We are pleased to present this special issue of International Transactions in Operational Research, which showcases the latest advancements in metaheuristics, as presented at the Metaheuristics International Conference (MIC 2022). This conference was held in the beautiful city of Syracuse, in Sicily, Italy, on July 11–14, 2022. The collection of papers in this issue reflects the breadth and depth of current research efforts, demonstrating both algorithmic innovation and practical applications.
This volume consists of ten papers, some of which were presented at the conference and some that were not. Together, they represent a significant contribution to the field of metaheuristics and operational research.
The papers cover a wide range of topics, including advances in quantum-inspired optimization, hybrid approaches for healthcare logistics, and bi-objective job shop scheduling with energy constraints. Other contributions focus on enhancing local search algorithms within the MOEA/D framework, applying adaptive iterated local search to location problems, and addressing the multi-objective traveling salesman–repairman problem with profits.

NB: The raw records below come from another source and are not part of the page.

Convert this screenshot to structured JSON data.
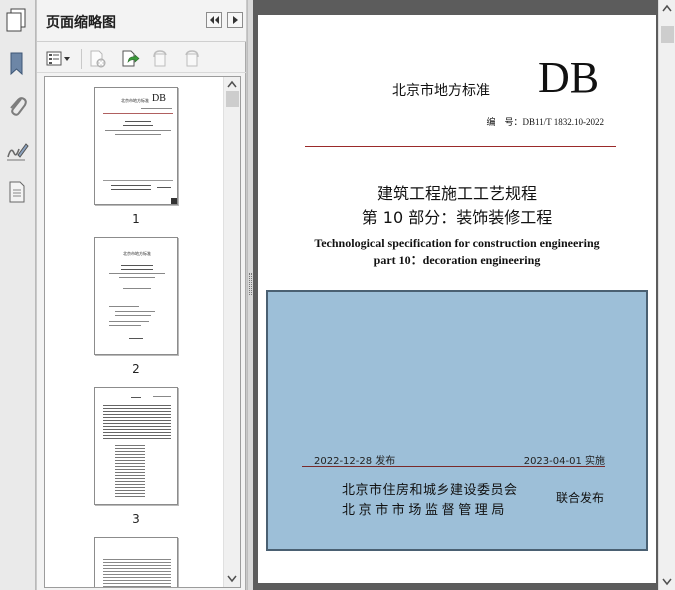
{
  "panel": {
    "title": "页面缩略图",
    "thumbnails": [
      {
        "page_label": "1",
        "header": "北京市地方标准",
        "mark": "DB"
      },
      {
        "page_label": "2",
        "header": "北京市地方标准"
      },
      {
        "page_label": "3"
      },
      {
        "page_label": ""
      }
    ]
  },
  "document": {
    "standard_label": "北京市地方标准",
    "db_mark": "DB",
    "standard_number": "编　号：DB11/T 1832.10-2022",
    "title_cn_line1": "建筑工程施工工艺规程",
    "title_cn_line2": "第 10 部分：装饰装修工程",
    "title_en_line1": "Technological specification for construction engineering",
    "title_en_line2": "part 10：decoration engineering",
    "issue_date": "2022-12-28 发布",
    "implement_date": "2023-04-01 实施",
    "issuer_1": "北京市住房和城乡建设委员会",
    "issuer_2": "北京市市场监督管理局",
    "joint_issue": "联合发布"
  },
  "colors": {
    "cover_box": "#9dbfd8",
    "rule_red": "#9a2a2a",
    "viewer_bg": "#5c5c5c",
    "panel_bg": "#f3f3f3"
  },
  "icons": {
    "rail": [
      "bookmark-icon",
      "paperclip-icon",
      "signature-icon",
      "page-icon"
    ],
    "toolbar": [
      "options-menu-icon",
      "delete-page-icon",
      "insert-page-icon",
      "rotate-left-icon",
      "rotate-right-icon"
    ]
  }
}
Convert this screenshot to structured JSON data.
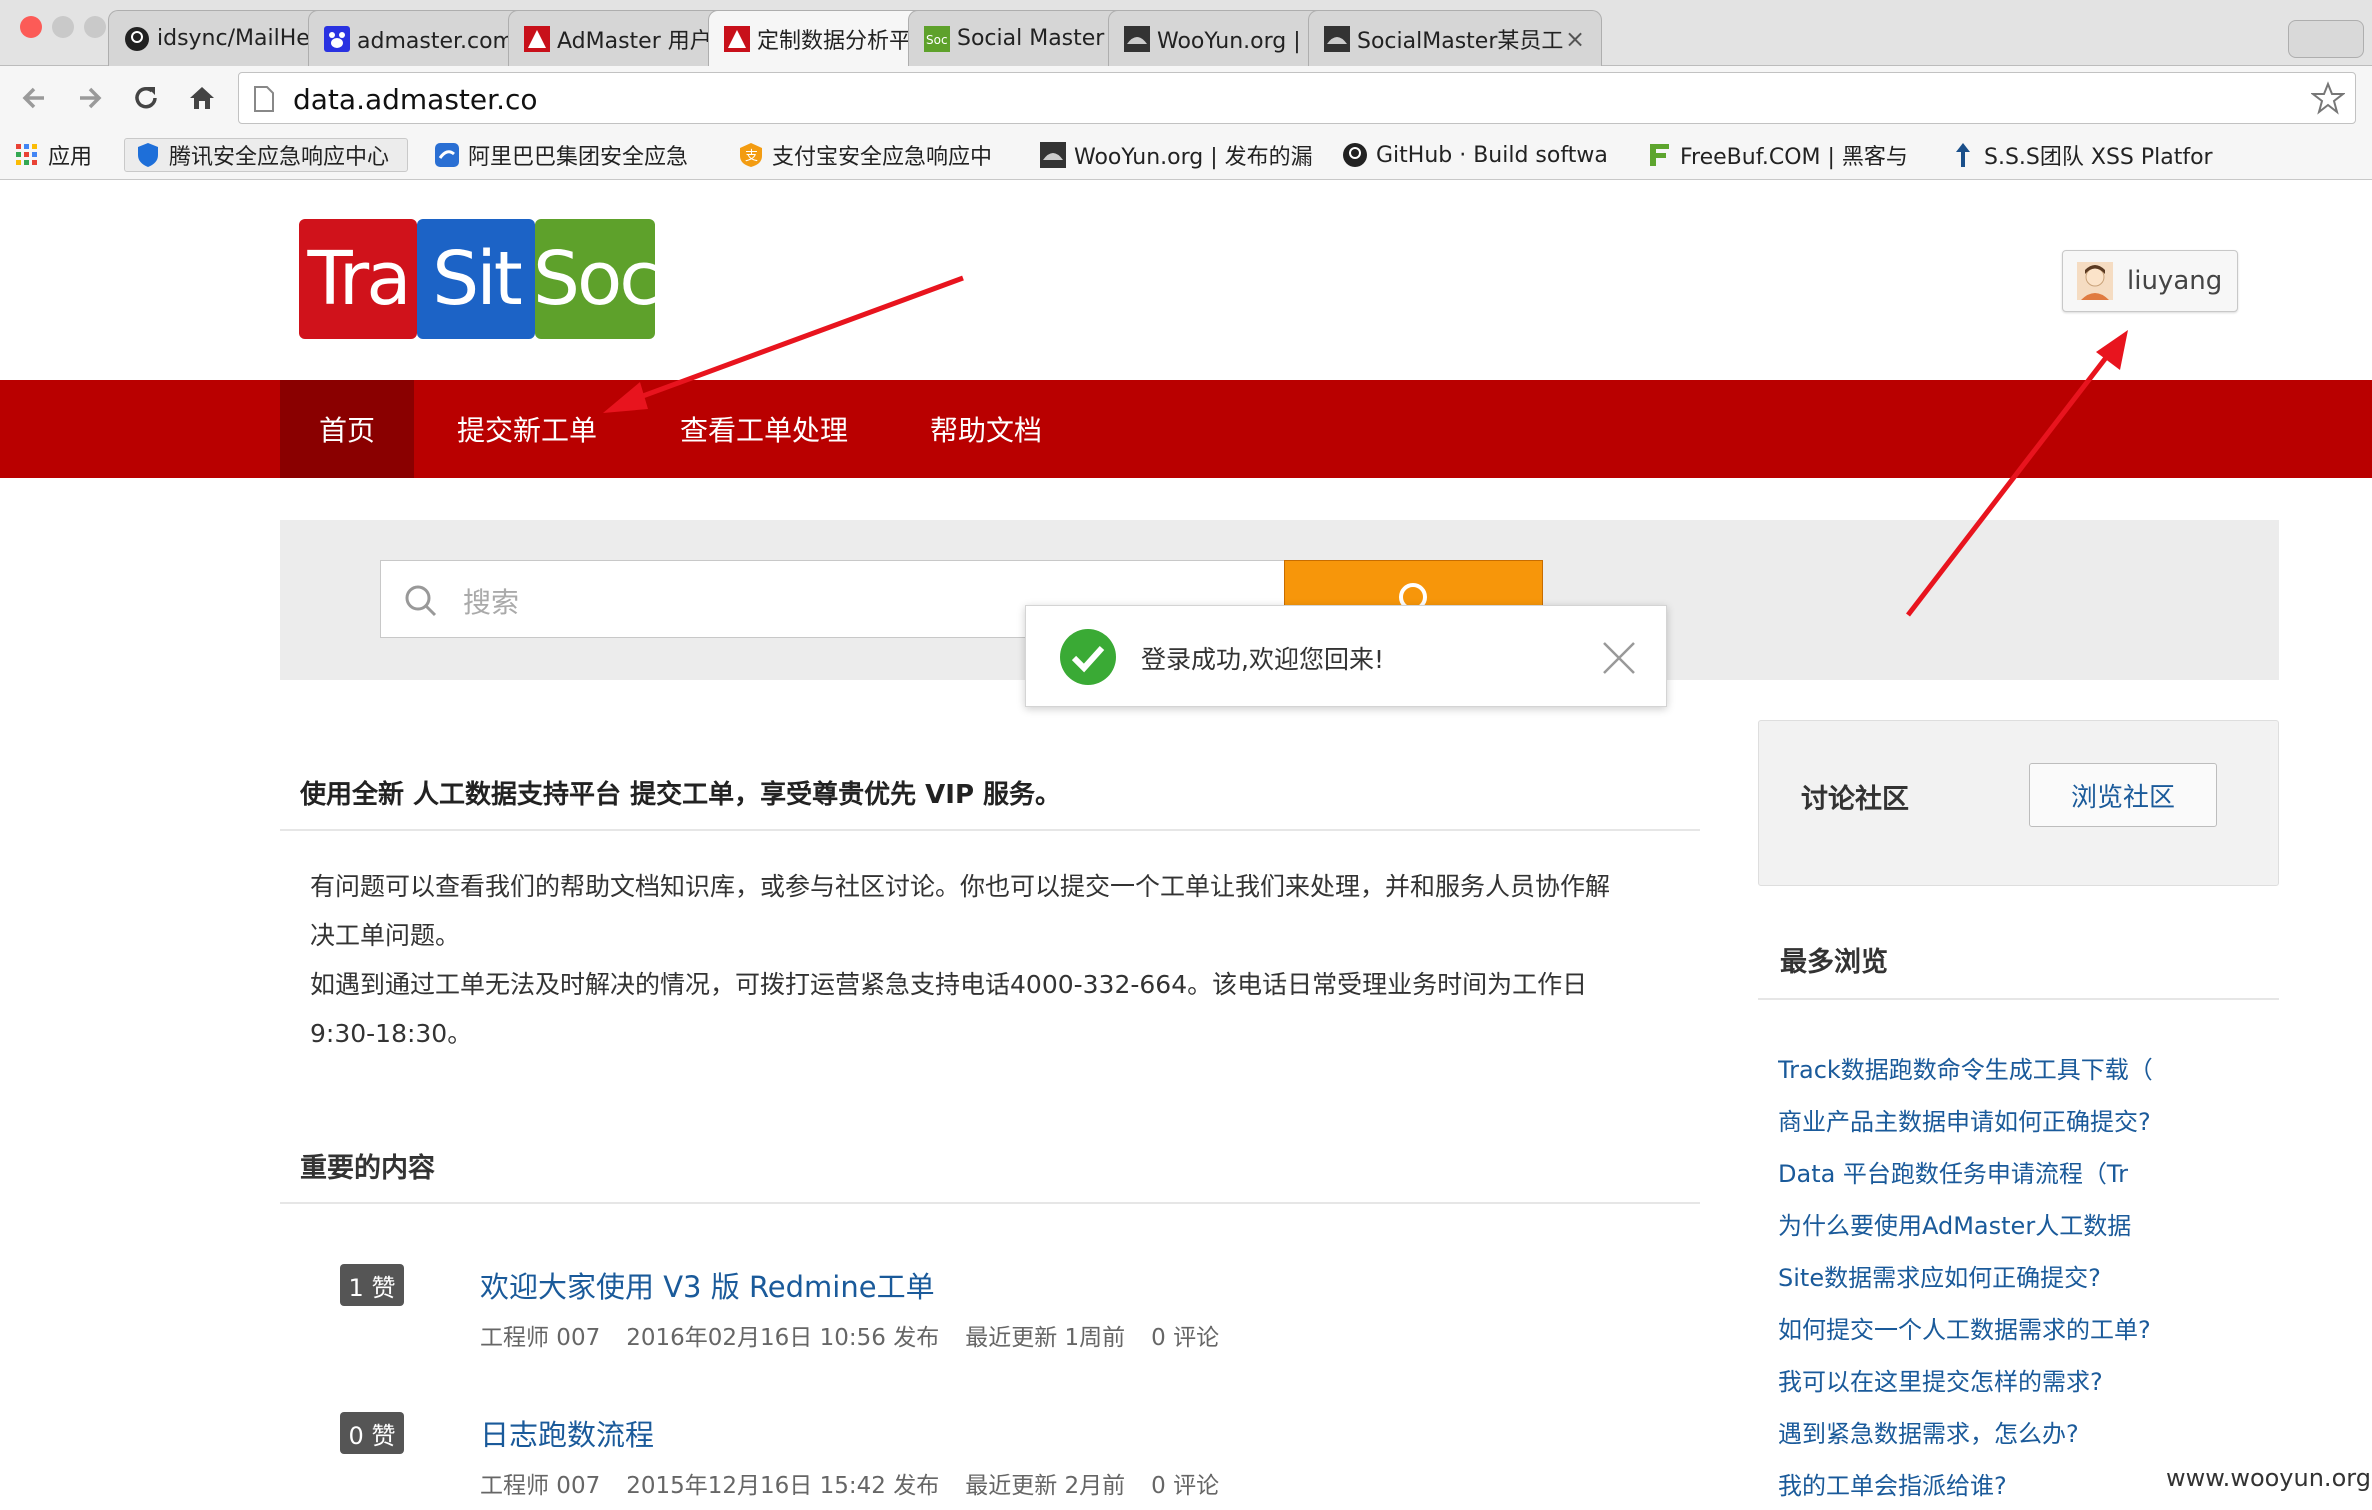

Further contributions explore iterated greedy algorithms for the obnoxious p-median problem, comparing QUBO models for quantum annealing, variable neighborhood search methodologies for the median location problem, and metaheuristics for flexible flow-shop scheduling with s-batching machines.
This special issue represents a significant contribution to the field of metaheuristics and operational research. We hope that the insights and innovations presented herein will inspire further research and development, driving advancements in both theory and practice.
We extend our gratitude to the authors for their outstanding contributions and to the reviewers for their meticulous evaluations. Together, they have ensured the high quality of this special issue.